Posted by: thanmer | July 21, 2011

An early scholarship

In 1917, the year that the United States entered World War I, the school catalogue advertised two scholarships, each worth $325.  They were earmarked for the daughters of commissioned officers of the United States Navy.  The scholarships were bequeathed to the school by Rear Admiral Nicoll Ludlow, a thirty-six-year veteran of the navy, who had died in 1915.  Ludlow gave the scholarships in honor of his wife, Frances Mary Thomas ’58.  Ludlow had married Mary Thomas in 1870; she gave birth to two children, Nicoll, Jr., in 1871 and Mary in 1873, and died shortly after Mary’s birth.

Admiral Ludlow entered the United States Naval Academy in 1860, and in 1863 his graduation was accelerated so that he could go on active service with the Union navy.  All together, he spent nearly four decades in active duty, almost twenty of them at sea.  His career spanned the Civil War to the Spanish-American War. 

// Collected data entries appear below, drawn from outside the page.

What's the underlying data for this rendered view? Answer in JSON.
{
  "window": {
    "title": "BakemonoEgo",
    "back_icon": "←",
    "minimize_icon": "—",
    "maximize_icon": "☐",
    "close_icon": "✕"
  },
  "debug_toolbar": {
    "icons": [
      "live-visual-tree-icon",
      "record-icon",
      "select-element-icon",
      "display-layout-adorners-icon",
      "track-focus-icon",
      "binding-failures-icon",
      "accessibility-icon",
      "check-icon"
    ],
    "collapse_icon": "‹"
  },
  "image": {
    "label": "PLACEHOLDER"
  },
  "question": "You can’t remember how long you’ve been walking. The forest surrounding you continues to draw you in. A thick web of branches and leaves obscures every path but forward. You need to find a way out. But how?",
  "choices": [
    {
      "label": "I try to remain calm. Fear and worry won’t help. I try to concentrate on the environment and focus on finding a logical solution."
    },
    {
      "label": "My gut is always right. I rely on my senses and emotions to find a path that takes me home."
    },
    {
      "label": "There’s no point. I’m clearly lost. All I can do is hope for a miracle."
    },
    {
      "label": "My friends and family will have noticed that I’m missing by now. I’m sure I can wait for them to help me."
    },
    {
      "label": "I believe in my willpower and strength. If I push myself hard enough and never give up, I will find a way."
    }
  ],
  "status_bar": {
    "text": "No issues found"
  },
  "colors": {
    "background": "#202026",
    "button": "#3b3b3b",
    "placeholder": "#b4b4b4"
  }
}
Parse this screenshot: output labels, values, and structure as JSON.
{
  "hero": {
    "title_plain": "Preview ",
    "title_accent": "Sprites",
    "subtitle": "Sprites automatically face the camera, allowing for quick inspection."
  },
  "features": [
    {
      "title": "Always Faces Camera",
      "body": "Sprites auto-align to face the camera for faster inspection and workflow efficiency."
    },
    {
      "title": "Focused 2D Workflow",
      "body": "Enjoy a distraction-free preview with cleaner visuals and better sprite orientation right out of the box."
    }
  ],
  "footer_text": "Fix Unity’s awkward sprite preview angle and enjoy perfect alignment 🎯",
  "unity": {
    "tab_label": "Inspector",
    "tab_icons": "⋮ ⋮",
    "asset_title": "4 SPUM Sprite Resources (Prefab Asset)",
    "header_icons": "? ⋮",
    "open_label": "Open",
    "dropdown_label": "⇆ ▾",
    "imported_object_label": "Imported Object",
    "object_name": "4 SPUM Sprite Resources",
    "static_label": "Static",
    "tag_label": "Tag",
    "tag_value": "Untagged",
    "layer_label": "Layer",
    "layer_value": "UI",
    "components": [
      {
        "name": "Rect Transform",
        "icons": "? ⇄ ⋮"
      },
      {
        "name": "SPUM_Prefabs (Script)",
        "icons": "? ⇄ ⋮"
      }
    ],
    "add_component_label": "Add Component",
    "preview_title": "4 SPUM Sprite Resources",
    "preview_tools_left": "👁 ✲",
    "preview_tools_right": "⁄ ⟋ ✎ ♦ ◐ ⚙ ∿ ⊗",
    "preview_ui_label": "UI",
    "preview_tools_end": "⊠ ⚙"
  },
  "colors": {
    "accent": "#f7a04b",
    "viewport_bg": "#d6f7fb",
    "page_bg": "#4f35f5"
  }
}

In 1897 Ludlow remarried.  His new wife, Mary McLean, was extremely well connected.  Her sister was married to Admiral George Dewey, the hero of Manila Bay.  Her father, Washington, and, later, her brother, John, were proprietors of The Washington Post.  Her nephew, Ned, was married to Evalyn Walsh McLean, the Denver socialite to whom he had given the Hope diamond.  (Ned’s son, Neddie, would briefly marry Gloria Hatrick, who, after their divorce, married the actor Jimmy Stewart.)  For a decade Ludlow apparently enjoyed the social life that marriage to Mary McLean brought him.  However, in 1908 the couple separated; he told reporters that he wanted to live in the country, and she did not.  When he died in 1915, the wife he remembered in his will was the wife of his youth, Troy Female Seminary graduate Frances Mary Thomas. 

The scholarship he left in her honor is still available today.